As for the "proverb" itself, commentators consistently identify the closest parallel in the ancient Greek poet Hesiod, a contemporary of Homer. In his "Works and Days", a musing on the necessity of labor, Hesiod emphasizes the benefits of a worker,
ὃς ἔργου μελετῶν ἰθεῖάν κ᾽ αὔλακ᾽ ἐλαύνοι, μηκέτι παπταίνων μεθ᾽ ὁμήλικας, ἀλλ᾽ ἐπὶ ἔργῳ θυμὸν ἔχων
who will attend to his work and drive a straight furrow and is past the age for gaping after his fellows, but will keep his mind on his work. (Greek, English)
In these "well-known lines" (Bruce), the concrete dichotomy presented is between immaturity hankering after leisure on one side, and resolute dedication to profitable work on the other.* This serves to drive home the point:
the demands of Jesus are more stringent than those of Elijah....A person who harks back to the past way of life is not fit for the kingdom or its work. (Marshall)

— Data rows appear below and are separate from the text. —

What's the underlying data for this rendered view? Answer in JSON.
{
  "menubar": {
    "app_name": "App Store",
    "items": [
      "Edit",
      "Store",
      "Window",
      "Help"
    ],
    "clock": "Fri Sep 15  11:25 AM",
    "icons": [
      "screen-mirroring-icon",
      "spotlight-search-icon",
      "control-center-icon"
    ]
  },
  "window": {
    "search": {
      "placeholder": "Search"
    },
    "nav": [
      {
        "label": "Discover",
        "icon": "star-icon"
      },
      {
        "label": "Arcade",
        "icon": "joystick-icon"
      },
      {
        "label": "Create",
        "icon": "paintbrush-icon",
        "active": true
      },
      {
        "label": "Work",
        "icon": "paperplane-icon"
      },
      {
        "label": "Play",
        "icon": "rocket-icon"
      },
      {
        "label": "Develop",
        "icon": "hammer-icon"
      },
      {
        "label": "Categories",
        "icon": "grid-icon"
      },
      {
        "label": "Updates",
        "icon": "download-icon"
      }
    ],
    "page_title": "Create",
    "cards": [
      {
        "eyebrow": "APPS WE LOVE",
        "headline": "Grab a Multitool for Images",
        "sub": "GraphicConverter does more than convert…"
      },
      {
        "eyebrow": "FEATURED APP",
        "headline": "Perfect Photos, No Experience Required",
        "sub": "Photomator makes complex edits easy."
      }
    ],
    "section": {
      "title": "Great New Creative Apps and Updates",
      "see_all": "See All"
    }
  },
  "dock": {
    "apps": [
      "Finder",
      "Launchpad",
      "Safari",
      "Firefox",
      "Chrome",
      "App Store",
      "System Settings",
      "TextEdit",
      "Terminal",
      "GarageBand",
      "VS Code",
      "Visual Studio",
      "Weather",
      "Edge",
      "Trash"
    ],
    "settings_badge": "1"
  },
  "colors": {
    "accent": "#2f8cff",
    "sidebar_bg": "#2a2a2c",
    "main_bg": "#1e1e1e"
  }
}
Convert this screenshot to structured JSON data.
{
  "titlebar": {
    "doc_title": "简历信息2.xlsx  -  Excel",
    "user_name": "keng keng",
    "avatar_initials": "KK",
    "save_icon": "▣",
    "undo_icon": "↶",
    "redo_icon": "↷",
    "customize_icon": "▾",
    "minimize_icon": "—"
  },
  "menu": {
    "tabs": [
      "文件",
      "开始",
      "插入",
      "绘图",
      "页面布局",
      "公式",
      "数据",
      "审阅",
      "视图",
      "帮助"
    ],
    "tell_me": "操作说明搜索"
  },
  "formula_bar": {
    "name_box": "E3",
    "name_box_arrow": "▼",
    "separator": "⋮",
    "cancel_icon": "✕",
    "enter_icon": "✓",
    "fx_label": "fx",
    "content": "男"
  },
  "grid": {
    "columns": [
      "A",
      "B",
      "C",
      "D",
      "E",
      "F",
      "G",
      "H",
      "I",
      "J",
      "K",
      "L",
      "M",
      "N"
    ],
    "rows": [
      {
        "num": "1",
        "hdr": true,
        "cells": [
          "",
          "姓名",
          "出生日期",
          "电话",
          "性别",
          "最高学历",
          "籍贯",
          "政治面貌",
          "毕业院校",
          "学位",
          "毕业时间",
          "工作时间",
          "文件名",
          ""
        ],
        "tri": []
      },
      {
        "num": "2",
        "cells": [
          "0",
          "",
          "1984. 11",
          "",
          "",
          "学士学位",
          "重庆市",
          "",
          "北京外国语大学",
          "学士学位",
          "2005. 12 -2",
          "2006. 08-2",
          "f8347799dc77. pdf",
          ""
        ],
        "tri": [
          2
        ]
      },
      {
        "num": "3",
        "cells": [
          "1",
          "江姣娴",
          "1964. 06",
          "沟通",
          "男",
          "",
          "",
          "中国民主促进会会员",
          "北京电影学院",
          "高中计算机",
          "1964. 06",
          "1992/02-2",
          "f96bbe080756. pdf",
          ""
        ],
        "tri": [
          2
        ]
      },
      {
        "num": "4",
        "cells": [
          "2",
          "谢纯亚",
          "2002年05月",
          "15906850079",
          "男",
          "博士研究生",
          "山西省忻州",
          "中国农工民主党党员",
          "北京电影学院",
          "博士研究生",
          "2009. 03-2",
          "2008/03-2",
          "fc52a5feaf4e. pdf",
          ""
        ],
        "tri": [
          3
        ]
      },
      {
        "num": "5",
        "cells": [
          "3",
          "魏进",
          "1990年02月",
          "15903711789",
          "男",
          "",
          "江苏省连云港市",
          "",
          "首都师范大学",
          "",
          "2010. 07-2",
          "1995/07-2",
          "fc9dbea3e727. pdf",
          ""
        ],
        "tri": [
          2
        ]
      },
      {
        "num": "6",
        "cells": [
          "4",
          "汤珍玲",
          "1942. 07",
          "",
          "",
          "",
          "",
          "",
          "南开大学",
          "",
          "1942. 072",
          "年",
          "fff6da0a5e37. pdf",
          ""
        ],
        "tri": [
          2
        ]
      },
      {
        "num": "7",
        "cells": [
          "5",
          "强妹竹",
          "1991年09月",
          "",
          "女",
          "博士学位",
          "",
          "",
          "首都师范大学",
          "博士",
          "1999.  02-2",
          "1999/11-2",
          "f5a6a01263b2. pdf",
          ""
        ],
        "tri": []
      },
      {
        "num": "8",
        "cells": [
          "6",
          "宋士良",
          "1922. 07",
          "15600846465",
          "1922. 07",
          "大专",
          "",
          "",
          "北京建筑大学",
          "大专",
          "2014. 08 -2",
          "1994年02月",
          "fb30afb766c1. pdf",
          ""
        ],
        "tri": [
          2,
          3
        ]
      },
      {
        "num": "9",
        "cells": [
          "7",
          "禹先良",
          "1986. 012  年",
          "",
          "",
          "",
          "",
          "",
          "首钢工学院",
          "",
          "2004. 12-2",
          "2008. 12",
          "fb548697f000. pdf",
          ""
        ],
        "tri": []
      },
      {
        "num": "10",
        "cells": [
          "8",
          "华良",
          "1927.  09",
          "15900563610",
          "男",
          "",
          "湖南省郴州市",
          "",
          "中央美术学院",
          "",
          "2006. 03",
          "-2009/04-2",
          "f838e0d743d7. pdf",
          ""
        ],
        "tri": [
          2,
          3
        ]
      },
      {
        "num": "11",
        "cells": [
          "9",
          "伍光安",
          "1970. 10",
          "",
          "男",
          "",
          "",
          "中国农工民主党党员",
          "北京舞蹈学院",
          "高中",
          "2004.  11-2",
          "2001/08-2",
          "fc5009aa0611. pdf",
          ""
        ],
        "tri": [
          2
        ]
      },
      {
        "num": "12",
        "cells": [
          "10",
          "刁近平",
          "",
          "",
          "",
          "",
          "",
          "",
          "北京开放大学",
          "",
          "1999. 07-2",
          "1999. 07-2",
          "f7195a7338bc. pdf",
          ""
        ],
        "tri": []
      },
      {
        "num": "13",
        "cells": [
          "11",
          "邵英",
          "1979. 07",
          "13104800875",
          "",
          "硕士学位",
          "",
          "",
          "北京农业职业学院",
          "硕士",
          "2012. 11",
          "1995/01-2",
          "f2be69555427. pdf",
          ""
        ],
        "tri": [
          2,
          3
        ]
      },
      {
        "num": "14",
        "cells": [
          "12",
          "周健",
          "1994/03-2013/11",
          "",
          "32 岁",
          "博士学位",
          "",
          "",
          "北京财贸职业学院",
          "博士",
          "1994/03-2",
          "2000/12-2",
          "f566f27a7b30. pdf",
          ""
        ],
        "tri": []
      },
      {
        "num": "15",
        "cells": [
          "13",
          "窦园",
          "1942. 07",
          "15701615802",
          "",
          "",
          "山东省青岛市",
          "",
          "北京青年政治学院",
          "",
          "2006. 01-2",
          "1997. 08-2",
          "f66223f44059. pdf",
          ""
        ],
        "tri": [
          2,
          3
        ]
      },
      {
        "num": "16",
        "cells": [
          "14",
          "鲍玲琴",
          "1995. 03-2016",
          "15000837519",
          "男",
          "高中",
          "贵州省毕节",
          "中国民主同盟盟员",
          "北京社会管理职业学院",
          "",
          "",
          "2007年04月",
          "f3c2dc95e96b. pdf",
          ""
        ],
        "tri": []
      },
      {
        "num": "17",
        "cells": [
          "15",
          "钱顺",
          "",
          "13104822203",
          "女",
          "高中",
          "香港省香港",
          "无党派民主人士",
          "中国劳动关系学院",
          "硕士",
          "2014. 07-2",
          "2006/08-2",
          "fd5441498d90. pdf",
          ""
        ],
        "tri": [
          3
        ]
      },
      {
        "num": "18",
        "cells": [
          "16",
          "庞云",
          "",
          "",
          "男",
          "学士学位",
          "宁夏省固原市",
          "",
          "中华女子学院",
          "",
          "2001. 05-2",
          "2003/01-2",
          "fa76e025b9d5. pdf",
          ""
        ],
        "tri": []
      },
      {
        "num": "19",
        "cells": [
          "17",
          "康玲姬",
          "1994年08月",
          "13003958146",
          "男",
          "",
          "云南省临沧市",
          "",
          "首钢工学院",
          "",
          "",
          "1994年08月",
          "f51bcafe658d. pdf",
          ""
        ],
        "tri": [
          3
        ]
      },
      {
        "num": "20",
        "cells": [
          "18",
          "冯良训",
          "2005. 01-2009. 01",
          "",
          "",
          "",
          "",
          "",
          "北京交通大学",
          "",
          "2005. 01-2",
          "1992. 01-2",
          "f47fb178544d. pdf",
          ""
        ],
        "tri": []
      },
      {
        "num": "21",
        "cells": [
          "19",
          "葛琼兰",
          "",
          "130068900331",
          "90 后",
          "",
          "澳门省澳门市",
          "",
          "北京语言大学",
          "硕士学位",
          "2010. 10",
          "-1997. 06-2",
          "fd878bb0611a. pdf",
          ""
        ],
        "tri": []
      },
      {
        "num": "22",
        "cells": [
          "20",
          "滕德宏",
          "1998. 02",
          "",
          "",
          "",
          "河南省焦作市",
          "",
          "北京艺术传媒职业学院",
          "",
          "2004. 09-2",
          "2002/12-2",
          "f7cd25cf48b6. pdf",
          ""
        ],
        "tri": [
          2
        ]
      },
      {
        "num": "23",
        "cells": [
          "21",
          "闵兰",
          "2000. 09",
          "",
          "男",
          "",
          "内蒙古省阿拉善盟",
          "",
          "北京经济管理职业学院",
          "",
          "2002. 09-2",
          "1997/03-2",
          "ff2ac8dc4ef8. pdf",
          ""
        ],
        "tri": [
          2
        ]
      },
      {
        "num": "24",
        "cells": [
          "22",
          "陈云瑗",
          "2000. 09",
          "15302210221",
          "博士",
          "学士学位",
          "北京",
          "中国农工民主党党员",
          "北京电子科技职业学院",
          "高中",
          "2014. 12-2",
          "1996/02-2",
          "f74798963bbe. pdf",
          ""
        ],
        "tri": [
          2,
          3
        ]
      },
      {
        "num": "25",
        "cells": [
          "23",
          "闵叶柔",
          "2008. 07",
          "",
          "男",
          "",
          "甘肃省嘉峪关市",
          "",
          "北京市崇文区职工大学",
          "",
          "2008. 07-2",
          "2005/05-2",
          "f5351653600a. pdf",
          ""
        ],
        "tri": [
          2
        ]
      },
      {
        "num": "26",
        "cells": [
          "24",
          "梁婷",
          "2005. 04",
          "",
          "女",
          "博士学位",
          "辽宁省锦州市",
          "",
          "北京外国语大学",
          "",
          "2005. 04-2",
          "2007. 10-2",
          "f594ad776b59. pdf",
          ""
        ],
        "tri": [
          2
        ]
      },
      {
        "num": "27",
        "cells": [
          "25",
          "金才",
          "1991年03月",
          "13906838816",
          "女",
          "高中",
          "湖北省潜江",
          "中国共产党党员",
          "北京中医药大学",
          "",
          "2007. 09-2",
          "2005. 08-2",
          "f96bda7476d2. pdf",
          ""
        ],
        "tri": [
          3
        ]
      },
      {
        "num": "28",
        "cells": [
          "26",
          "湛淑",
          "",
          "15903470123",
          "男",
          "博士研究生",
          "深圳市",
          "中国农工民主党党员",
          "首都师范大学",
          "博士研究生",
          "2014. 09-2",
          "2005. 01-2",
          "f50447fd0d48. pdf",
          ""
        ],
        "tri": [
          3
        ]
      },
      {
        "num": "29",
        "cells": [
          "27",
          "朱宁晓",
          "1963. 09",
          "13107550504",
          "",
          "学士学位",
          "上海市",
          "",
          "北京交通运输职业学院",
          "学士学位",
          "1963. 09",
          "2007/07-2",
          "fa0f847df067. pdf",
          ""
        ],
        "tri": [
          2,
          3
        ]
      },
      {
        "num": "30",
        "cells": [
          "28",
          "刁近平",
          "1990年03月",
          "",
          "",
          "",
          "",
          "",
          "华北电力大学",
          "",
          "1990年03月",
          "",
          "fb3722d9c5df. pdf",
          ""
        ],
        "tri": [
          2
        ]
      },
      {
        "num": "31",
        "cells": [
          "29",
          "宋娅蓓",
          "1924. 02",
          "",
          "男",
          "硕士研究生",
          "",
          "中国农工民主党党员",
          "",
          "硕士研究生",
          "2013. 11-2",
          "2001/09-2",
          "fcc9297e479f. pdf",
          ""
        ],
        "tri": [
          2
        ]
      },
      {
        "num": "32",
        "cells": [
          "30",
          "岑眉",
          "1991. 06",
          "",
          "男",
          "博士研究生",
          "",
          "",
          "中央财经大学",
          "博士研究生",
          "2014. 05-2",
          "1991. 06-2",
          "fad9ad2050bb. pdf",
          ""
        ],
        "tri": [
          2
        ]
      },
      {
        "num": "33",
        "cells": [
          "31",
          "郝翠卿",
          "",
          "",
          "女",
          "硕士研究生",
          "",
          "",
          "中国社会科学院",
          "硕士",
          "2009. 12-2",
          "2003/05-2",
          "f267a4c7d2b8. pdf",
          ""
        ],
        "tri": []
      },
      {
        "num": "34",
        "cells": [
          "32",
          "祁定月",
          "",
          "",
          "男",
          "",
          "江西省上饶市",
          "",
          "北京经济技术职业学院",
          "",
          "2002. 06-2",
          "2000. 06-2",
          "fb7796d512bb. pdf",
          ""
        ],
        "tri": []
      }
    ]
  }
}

*This is better seen with a bit more context:
Get two oxen, bulls of nine years; for their strength is unspent and they are in the prime of their age: they are best for work. They will not fight in the furrow and break the plough and then leave the work undone. Let a brisk fellow of forty years follow them, with a loaf of four quarters and eight slices for his dinner, one who will attend to his work and drive a straight furrow and is past the age for gaping after his fellows, but will keep his mind on his work. No younger man will be better than he at scattering the seed and avoiding double-sowing; for a man less staid gets disturbed, hankering after his fellows.
1. Alexander Balmain Bruce, The Gospel of St. Luke (EGT, Hodder and Stoughton 1897), 537.
2. Joseph A. Fitzmyer. The Gospel According to Luke (AYB, YUP 1974), 837.
3. Alfred Plummer, A critical and exegetical commentary on the Gospel according to St. Luke (ICC, Schribner's 1902), 268.
4. I. Howard Marshall, The Gospel of Luke: a Commentary on the Greek Text (NIGTC). Grand Rapids: Eerdmans, 1978), 412.
5. Translation of Hesiod is by Hugh G. Evelyn-White, 1914. Greek NT is NA28; translation is ESV. LXX is Rahlfs, translation mine.